Toby Huss as John Bosworth in AMC's "Halt and Catch Fire." Credit: MCT
THE SHOW "Halt and Catch Fire"
WHEN | WHERE Premieres Sunday at 10 p.m. on AMC
WHAT IT'S ABOUT It's the early 1980s, and in Texas' "Silicon Prairie," a small company, Cardiff Electric, is about to make a big move -- a move it doesn't even know about yet. The company has hired former IBM exec Joe MacMillan (Lee Pace) to boost sales, but Joe instead enlists company engineer Gordon Clark (Scoot McNairy) to reverse-engineer the newly released IBM PC -- then tells IBM what he has done. Before hell breaks loose, Clark has to convince his wife, Donna (Kerry Bishé), that he hasn't just demolished their future, and Joe must hire another engineer -- Cameron Howe (Mackenzie Davis) -- who doesn't seem quite like an engineer.

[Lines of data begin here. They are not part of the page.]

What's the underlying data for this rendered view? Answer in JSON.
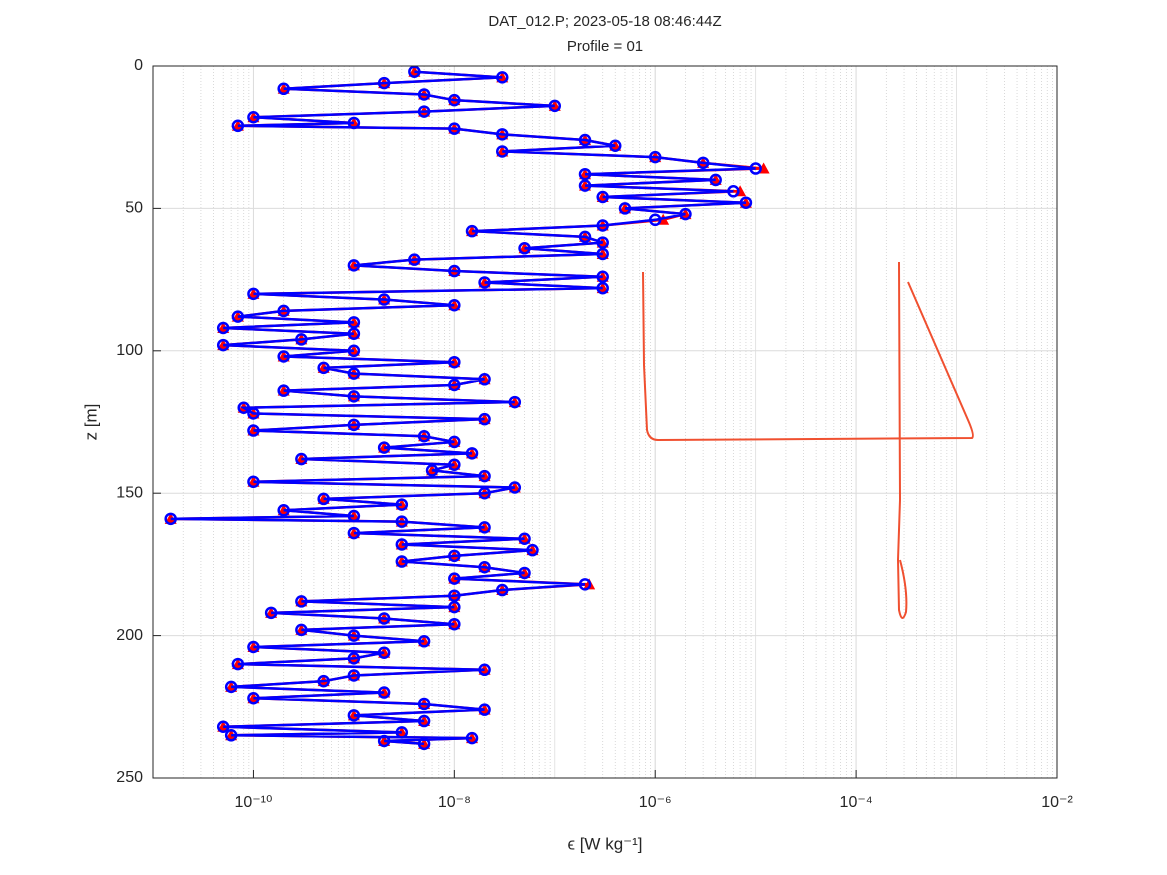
{
  "chart_data": {
    "type": "line",
    "title": "DAT_012.P;  2023-05-18 08:46:44Z",
    "subtitle": "Profile = 01",
    "xlabel": "ϵ [W kg⁻¹]",
    "ylabel": "z [m]",
    "xscale": "log",
    "xlim": [
      1e-11,
      0.01
    ],
    "ylim": [
      0,
      250
    ],
    "yreversed": true,
    "xticks": [
      {
        "value": 1e-10,
        "label": "10⁻¹⁰"
      },
      {
        "value": 1e-08,
        "label": "10⁻⁸"
      },
      {
        "value": 1e-06,
        "label": "10⁻⁶"
      },
      {
        "value": 0.0001,
        "label": "10⁻⁴"
      },
      {
        "value": 0.01,
        "label": "10⁻²"
      }
    ],
    "yticks": [
      0,
      50,
      100,
      150,
      200,
      250
    ],
    "grid": true,
    "minor_grid": true,
    "y": [
      2,
      4,
      6,
      8,
      10,
      12,
      14,
      16,
      18,
      20,
      21,
      22,
      24,
      26,
      28,
      30,
      32,
      34,
      36,
      38,
      40,
      42,
      44,
      46,
      48,
      50,
      52,
      54,
      56,
      58,
      60,
      62,
      64,
      66,
      68,
      70,
      72,
      74,
      76,
      78,
      80,
      82,
      84,
      86,
      88,
      90,
      92,
      94,
      96,
      98,
      100,
      102,
      104,
      106,
      108,
      110,
      112,
      114,
      116,
      118,
      120,
      122,
      124,
      126,
      128,
      130,
      132,
      134,
      136,
      138,
      140,
      142,
      144,
      146,
      148,
      150,
      152,
      154,
      156,
      158,
      159,
      160,
      162,
      164,
      166,
      168,
      170,
      172,
      174,
      176,
      178,
      180,
      182,
      184,
      186,
      188,
      190,
      192,
      194,
      196,
      198,
      200,
      202,
      204,
      206,
      208,
      210,
      212,
      214,
      216,
      218,
      220,
      222,
      224,
      226,
      228,
      230,
      232,
      234,
      235,
      236,
      237,
      238
    ],
    "series": [
      {
        "color": "#ff0000",
        "marker": "triangle",
        "values": [
          4e-09,
          3e-08,
          2e-09,
          2e-10,
          5e-09,
          1e-08,
          1e-07,
          5e-09,
          1e-10,
          1e-09,
          7e-11,
          1e-08,
          3e-08,
          2e-07,
          4e-07,
          3e-08,
          1e-06,
          3e-06,
          1.2e-05,
          2e-07,
          4e-06,
          2e-07,
          7e-06,
          3e-07,
          8e-06,
          5e-07,
          2e-06,
          1.2e-06,
          3e-07,
          1.5e-08,
          2e-07,
          3e-07,
          5e-08,
          3e-07,
          4e-09,
          1e-09,
          1e-08,
          3e-07,
          2e-08,
          3e-07,
          1e-10,
          2e-09,
          1e-08,
          2e-10,
          7e-11,
          1e-09,
          5e-11,
          1e-09,
          3e-10,
          5e-11,
          1e-09,
          2e-10,
          1e-08,
          5e-10,
          1e-09,
          2e-08,
          1e-08,
          2e-10,
          1e-09,
          4e-08,
          8e-11,
          1e-10,
          2e-08,
          1e-09,
          1e-10,
          5e-09,
          1e-08,
          2e-09,
          1.5e-08,
          3e-10,
          1e-08,
          6e-09,
          2e-08,
          1e-10,
          4e-08,
          2e-08,
          5e-10,
          3e-09,
          2e-10,
          1e-09,
          1.5e-11,
          3e-09,
          2e-08,
          1e-09,
          5e-08,
          3e-09,
          6e-08,
          1e-08,
          3e-09,
          2e-08,
          5e-08,
          1e-08,
          2.2e-07,
          3e-08,
          1e-08,
          3e-10,
          1e-08,
          1.5e-10,
          2e-09,
          1e-08,
          3e-10,
          1e-09,
          5e-09,
          1e-10,
          2e-09,
          1e-09,
          7e-11,
          2e-08,
          1e-09,
          5e-10,
          6e-11,
          2e-09,
          1e-10,
          5e-09,
          2e-08,
          1e-09,
          5e-09,
          5e-11,
          3e-09,
          6e-11,
          1.5e-08,
          2e-09,
          5e-09
        ]
      },
      {
        "color": "#0000ff",
        "marker": "circle",
        "values": [
          4e-09,
          3e-08,
          2e-09,
          2e-10,
          5e-09,
          1e-08,
          1e-07,
          5e-09,
          1e-10,
          1e-09,
          7e-11,
          1e-08,
          3e-08,
          2e-07,
          4e-07,
          3e-08,
          1e-06,
          3e-06,
          1e-05,
          2e-07,
          4e-06,
          2e-07,
          6e-06,
          3e-07,
          8e-06,
          5e-07,
          2e-06,
          1e-06,
          3e-07,
          1.5e-08,
          2e-07,
          3e-07,
          5e-08,
          3e-07,
          4e-09,
          1e-09,
          1e-08,
          3e-07,
          2e-08,
          3e-07,
          1e-10,
          2e-09,
          1e-08,
          2e-10,
          7e-11,
          1e-09,
          5e-11,
          1e-09,
          3e-10,
          5e-11,
          1e-09,
          2e-10,
          1e-08,
          5e-10,
          1e-09,
          2e-08,
          1e-08,
          2e-10,
          1e-09,
          4e-08,
          8e-11,
          1e-10,
          2e-08,
          1e-09,
          1e-10,
          5e-09,
          1e-08,
          2e-09,
          1.5e-08,
          3e-10,
          1e-08,
          6e-09,
          2e-08,
          1e-10,
          4e-08,
          2e-08,
          5e-10,
          3e-09,
          2e-10,
          1e-09,
          1.5e-11,
          3e-09,
          2e-08,
          1e-09,
          5e-08,
          3e-09,
          6e-08,
          1e-08,
          3e-09,
          2e-08,
          5e-08,
          1e-08,
          2e-07,
          3e-08,
          1e-08,
          3e-10,
          1e-08,
          1.5e-10,
          2e-09,
          1e-08,
          3e-10,
          1e-09,
          5e-09,
          1e-10,
          2e-09,
          1e-09,
          7e-11,
          2e-08,
          1e-09,
          5e-10,
          6e-11,
          2e-09,
          1e-10,
          5e-09,
          2e-08,
          1e-09,
          5e-09,
          5e-11,
          3e-09,
          6e-11,
          1.5e-08,
          2e-09,
          5e-09
        ]
      }
    ]
  }
}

MY SAY There are few things less sexy than the old "PC," such as an Altair or one of those clunkers from Tandy. They looked like square tortoises and moved just about as fast. "Halt" resolves this sexy-as-a-tortoise problem a couple of ways. First of all, there's sex -- even before the opening credits. Pace's MacMillan is a late-model Don Draper with fast lines, faster moves, and could sell water -- to use the old line -- to a drowning man.
Next, "Halt" strips away viewers' ingrained sense of tech superiority by blasting them straight back to a you-are-there moment (early '80s) when the IBM PC really was the king about to be devoured by a swarm of hungrier, nimbler and smarter wannabes.
This was, in fact, a thrilling millisecond in the history of American industry, and "Halt" brings you right to the precipice. Rules? What rules? This was about a future no one could possibly imagine and a "present" built on sand. Eager to get into the market, IBM's PC was itself a copycat, with one easily copied killer app -- its proprietary BIOS ("basic input output system"). Before long, everyone seemed to have an IBM "clone."
That's your backdrop to "Halt," but the foreground is a compelling human one. Is there a compelling TV series built on any of this? Beats me, but like Joe, the pilot does a heck of job selling the promise of one.
BOTTOM LINE Entertaining, engaging start.